Kameraların önünde insanların boğazını kesmek, kadınları aşağılamak, insanların hürriyetlerini kısıtlamak, farklı din, mezhep ve etnik kökenden diyerek insanlara zulmetmek yoktur.
Kendi hırsları ve ideolojileri çerçevesinde insanları sokak ortasında vurmak, öldürmek, yazarlara çizerlere şiddet uygulamak bizim medeniyetimizde asla kendine yer bulamamıştır.”
***
Daha 1,5 yıl önce söylenmiş, daha öncesinde ve sonrasında da benzerlerine rastlanmış bu sözlere bakıyorsun bir…

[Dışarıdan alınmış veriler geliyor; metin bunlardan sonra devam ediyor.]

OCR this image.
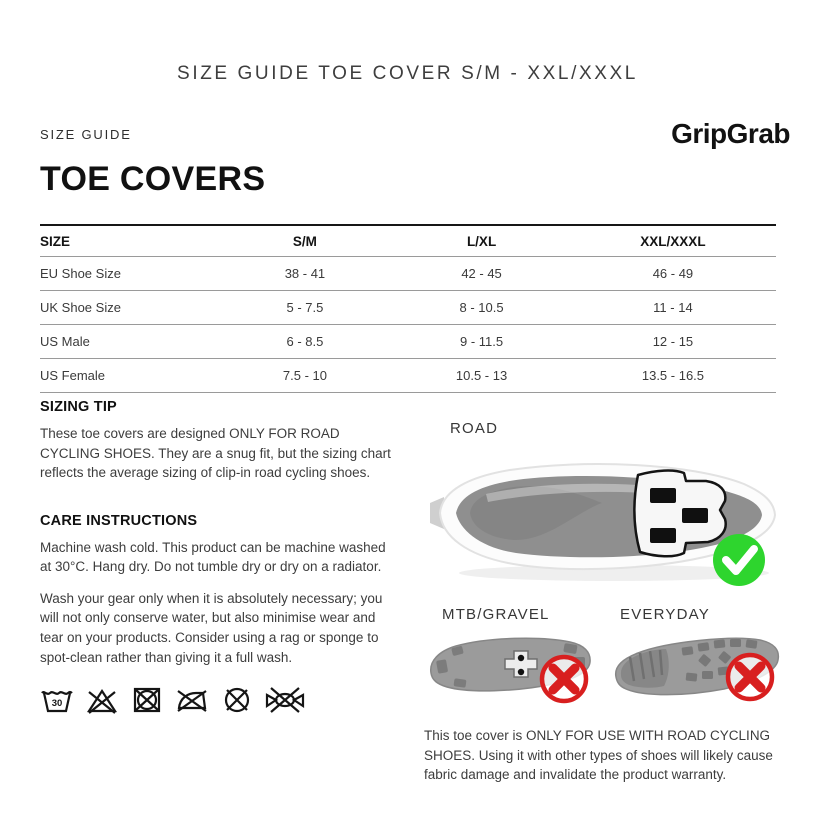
SIZE GUIDE TOE COVER S/M - XXL/XXXL
SIZE GUIDE	GripGrab
TOE COVERS
SIZE	S/M	L/XL	XXL/XXXL
EU Shoe Size	38 - 41	42 - 45	46 - 49
UK Shoe Size	5 - 7.5	8 - 10.5	11 - 14
US Male	6 - 8.5	9 - 11.5	12 - 15
US Female	7.5 - 10	10.5 - 13	13.5 - 16.5
SIZING TIP

These toe covers are designed ONLY FOR ROAD CYCLING SHOES. They are a snug fit, but the sizing chart reflects the average sizing of clip-in road cycling shoes.

CARE INSTRUCTIONS

Machine wash cold. This product can be machine washed at 30°C. Hang dry. Do not tumble dry or dry on a radiator.

Wash your gear only when it is absolutely necessary; you will not only conserve water, but also minimise wear and tear on your products. Consider using a rag or sponge to spot-clean rather than giving it a full wash.

30
ROAD
MTB/GRAVEL	EVERYDAY

This toe cover is ONLY FOR USE WITH ROAD CYCLING SHOES. Using it with other types of shoes will likely cause fabric damage and invalidate the product warranty.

Sonra onca “şehit”e, yüzlerce “katliam kurbanı”na, onca sivil kayba, yere düşmüş çocuklara, katledilmiş kadınlara, yerde yatan gazeteciye, daha dün Adliye önünde sıkılmış mermilere bir bakıyorsun…
Bir de mağdurlar ve mazlumlar da dahil, “ötekiler”e dini, mezhebi, etnik kökeni, inancı, felsefesi, hayatı, hayat tarzı, düşüncesi, fikri, yazısı, çizisi, ideolojisi yüzünden, “tahammülsüzlük” ne kelime, nefret, küfür, şiddet kusan, linçin hep kenarında hazır duran “elemanlar”a bakıyorsun…
“Peki ben neredeyim yahu” diyorsun!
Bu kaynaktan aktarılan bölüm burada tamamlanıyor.